Are Microsoft, Red Hat and Novell going to lose lots of OS sales because of WLS Virtual Edition? That's possible, but not certain. Relatively few BEA customers are running production WebLogic servers on VMware today, and those that are probably have better things to do than fool around with software stacks that are already up and running. So probably no one is going to rip out existing copies of Windows Server or RHEL or SLES to run WLS VE on bare VMware. Going forward of course things may change. The automated provisioning features of LOC are likely to prove attractive to customers who are running data centers full of WebLogic. BEA also hints that its Java-based Enterprise Services Bus (ESB) will eventually run on LiquidVM. That will increase the number of potentially OS-less servers in organizations that decide to build large-scale Service Oriented Architectures with BEA software.
Every new installation of Virtual Edition will mean the loss of at least a fractional license for the OS vendors. Remember, Microsoft and Red Hat allow multiple virtual OS copies to run for the same fixed price on the premium versions of their server platforms, so not every WLS VE instance will mean the loss of a full "fat" OS license.
Longer term, if WLS VE gets real traction in the market, I would expect Microsoft and perhaps Red Hat to respond in kind. Microsoft has already moved a step in the appliance direction with the Server Core feature announced for Windows Server 2008. Server Core is a stripped-down GUI-less version of the full OS that is said to require only one sixth as much disk space. If BEA demonstrates that there is a market for this kind of thing, I'm pretty sure Redmond could take Server Core and package it up with its equivalent of the JVM, the Common Language Runtime component of .Net (aka the CLR).
For Red Hat things might be a bit more complicated. Red Hat can obviously do its own small footprint version of core RHEL, but it doesn't control its own JVM. Instead it assumes that JBoss will be installed with a third party JVM such as the one provided with Sun's JDK. However, now that Sun's HotSpot virtual machine has been released under the GPL, perhaps Red Hat could tweak it to run as part of a bundled appliance stack under JBoss.
All in all, I think Microsoft is less vulnerable and has a bigger opportunity here than Red Hat. A commonly misunderstood fact about the current state of VMware ESX usage is that a substantial majority of the virtual machines out there are running some version or other of a Microsoft operating system, not Linux. This may be due to the fact that Microsoft has a much bigger legacy server OS installed base than the major enterprise Linux distributions.
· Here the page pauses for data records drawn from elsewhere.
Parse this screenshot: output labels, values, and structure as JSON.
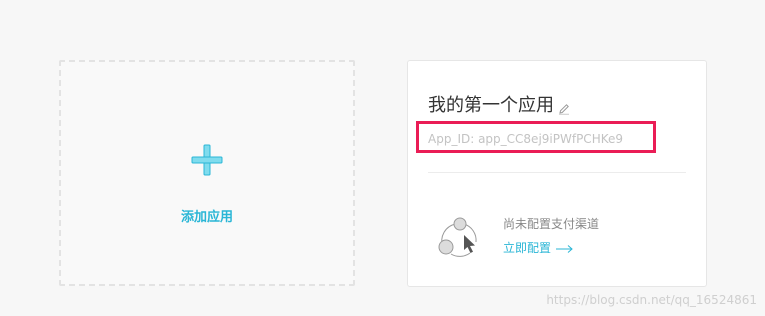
{
  "add_card": {
    "label": "添加应用",
    "icon": "plus-icon"
  },
  "app_card": {
    "name": "我的第一个应用",
    "app_id_text": "App_ID: app_CC8ej9iPWfPCHKe9",
    "channel_status": "尚未配置支付渠道",
    "configure_link": "立即配置",
    "highlight_color": "#ea1d56"
  },
  "colors": {
    "accent": "#2ab6d6"
  },
  "watermark": "https://blog.csdn.net/qq_16524861"
}
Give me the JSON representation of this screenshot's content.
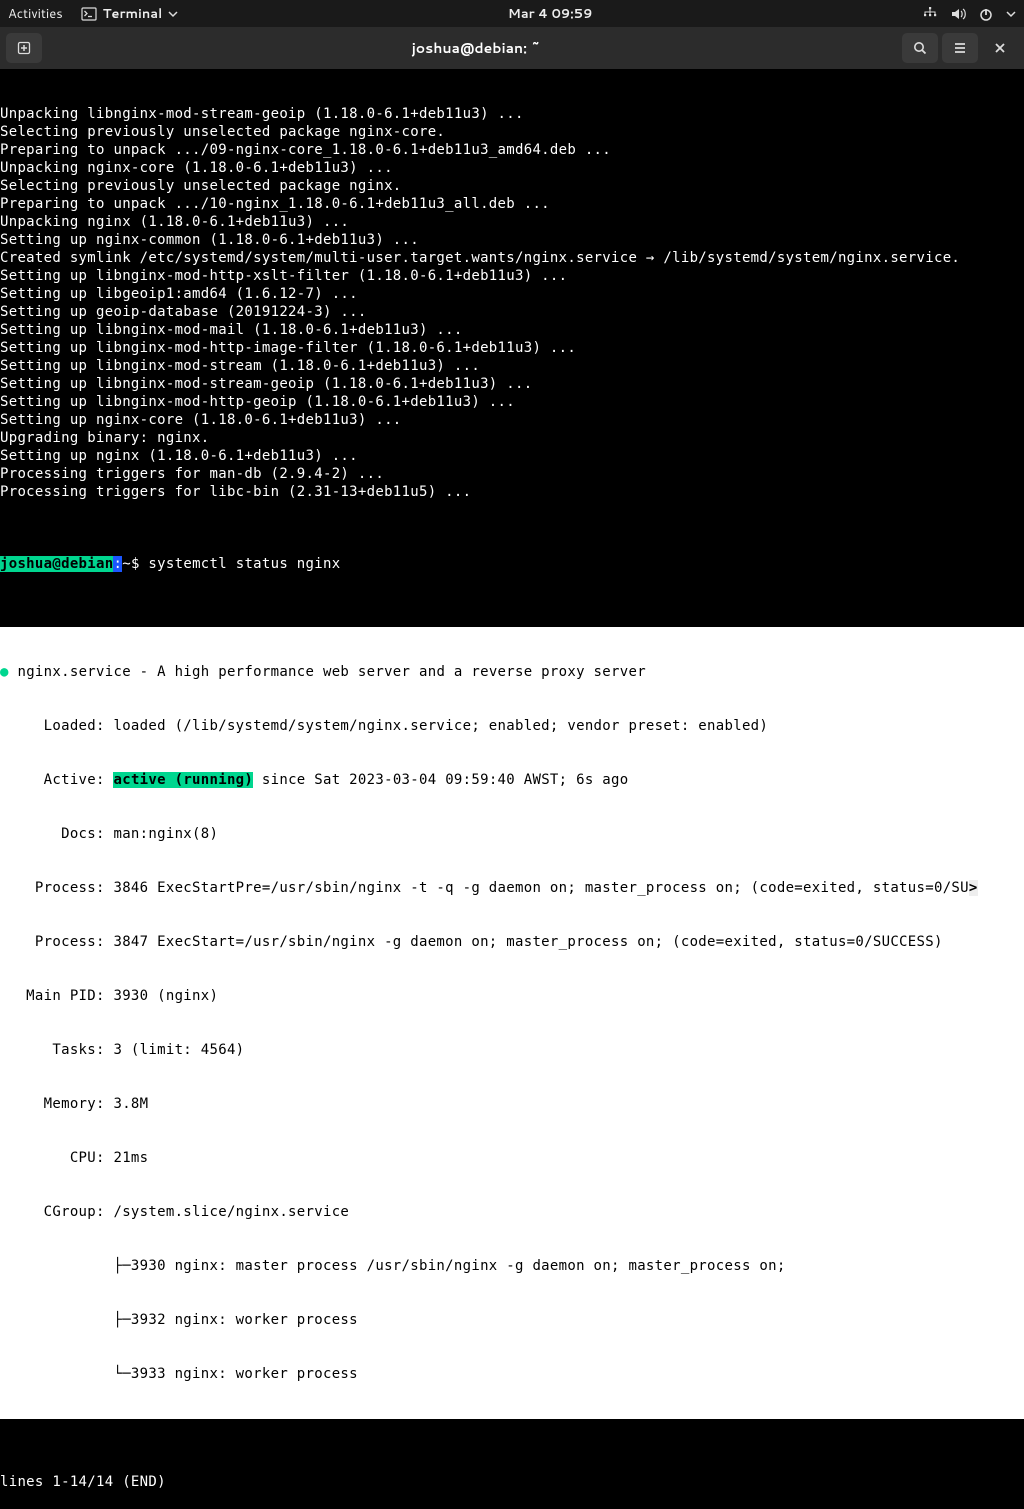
{
  "topbar": {
    "activities": "Activities",
    "terminal": "Terminal",
    "datetime": "Mar 4  09:59"
  },
  "titlebar": {
    "title": "joshua@debian: ~"
  },
  "terminal_top": {
    "lines": [
      "Unpacking libnginx-mod-stream-geoip (1.18.0-6.1+deb11u3) ...",
      "Selecting previously unselected package nginx-core.",
      "Preparing to unpack .../09-nginx-core_1.18.0-6.1+deb11u3_amd64.deb ...",
      "Unpacking nginx-core (1.18.0-6.1+deb11u3) ...",
      "Selecting previously unselected package nginx.",
      "Preparing to unpack .../10-nginx_1.18.0-6.1+deb11u3_all.deb ...",
      "Unpacking nginx (1.18.0-6.1+deb11u3) ...",
      "Setting up nginx-common (1.18.0-6.1+deb11u3) ...",
      "Created symlink /etc/systemd/system/multi-user.target.wants/nginx.service → /lib/systemd/system/nginx.service.",
      "Setting up libnginx-mod-http-xslt-filter (1.18.0-6.1+deb11u3) ...",
      "Setting up libgeoip1:amd64 (1.6.12-7) ...",
      "Setting up geoip-database (20191224-3) ...",
      "Setting up libnginx-mod-mail (1.18.0-6.1+deb11u3) ...",
      "Setting up libnginx-mod-http-image-filter (1.18.0-6.1+deb11u3) ...",
      "Setting up libnginx-mod-stream (1.18.0-6.1+deb11u3) ...",
      "Setting up libnginx-mod-stream-geoip (1.18.0-6.1+deb11u3) ...",
      "Setting up libnginx-mod-http-geoip (1.18.0-6.1+deb11u3) ...",
      "Setting up nginx-core (1.18.0-6.1+deb11u3) ...",
      "Upgrading binary: nginx.",
      "Setting up nginx (1.18.0-6.1+deb11u3) ...",
      "Processing triggers for man-db (2.9.4-2) ...",
      "Processing triggers for libc-bin (2.31-13+deb11u5) ..."
    ]
  },
  "prompt": {
    "user": "joshua@debian",
    "colon": ":",
    "path": "~",
    "dollar": "$ ",
    "command": "systemctl status nginx"
  },
  "status": {
    "bullet": "●",
    "title": " nginx.service - A high performance web server and a reverse proxy server",
    "loaded": "     Loaded: loaded (/lib/systemd/system/nginx.service; enabled; vendor preset: enabled)",
    "active_pre": "     Active: ",
    "active_hl": "active (running)",
    "active_post": " since Sat 2023-03-04 09:59:40 AWST; 6s ago",
    "docs": "       Docs: man:nginx(8)",
    "process1_pre": "    Process: 3846 ExecStartPre=/usr/sbin/nginx -t -q -g daemon on; master_process on; (code=exited, status=0/SU",
    "process1_ovf": ">",
    "process2": "    Process: 3847 ExecStart=/usr/sbin/nginx -g daemon on; master_process on; (code=exited, status=0/SUCCESS)",
    "mainpid": "   Main PID: 3930 (nginx)",
    "tasks": "      Tasks: 3 (limit: 4564)",
    "memory": "     Memory: 3.8M",
    "cpu": "        CPU: 21ms",
    "cgroup": "     CGroup: /system.slice/nginx.service",
    "cgroup1": "             ├─3930 nginx: master process /usr/sbin/nginx -g daemon on; master_process on;",
    "cgroup2": "             ├─3932 nginx: worker process",
    "cgroup3": "             └─3933 nginx: worker process"
  },
  "pager": "lines 1-14/14 (END)"
}
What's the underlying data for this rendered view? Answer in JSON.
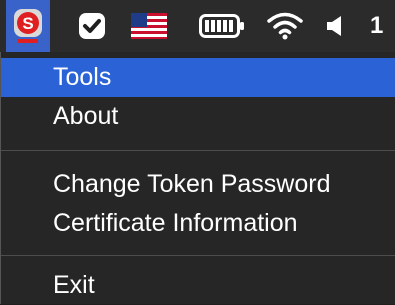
{
  "menubar": {
    "icons": [
      {
        "name": "safenet-token-icon",
        "letter": "S",
        "active": true
      },
      {
        "name": "checkmark-shield-icon"
      },
      {
        "name": "us-flag-icon"
      },
      {
        "name": "battery-icon"
      },
      {
        "name": "wifi-icon"
      },
      {
        "name": "speaker-icon"
      }
    ],
    "clock_fragment": "1"
  },
  "menu": {
    "items": [
      {
        "label": "Tools",
        "highlighted": true
      },
      {
        "label": "About"
      },
      {
        "label": "Change Token Password"
      },
      {
        "label": "Certificate Information"
      },
      {
        "label": "Exit"
      }
    ]
  },
  "colors": {
    "menu_bg": "#262626",
    "highlight": "#2b63d6",
    "menubar_bg": "#2b2b2b"
  }
}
There are just a lot more Windows-based applications sitting around on under-utilized server hardware waiting to be virtualized compared to Linux, which is a more recent phenomenon in corporate data centers. But that means Microsoft has a bigger opportunity to take back market share from VMware when its own hypervisor comes out next year. If customers are also demanding to "containerize" their .Net CLR installations by running them on a bare hypervisor in the same way as BEA's WLS VE, then my bet is Microsoft won't want to disappoint them.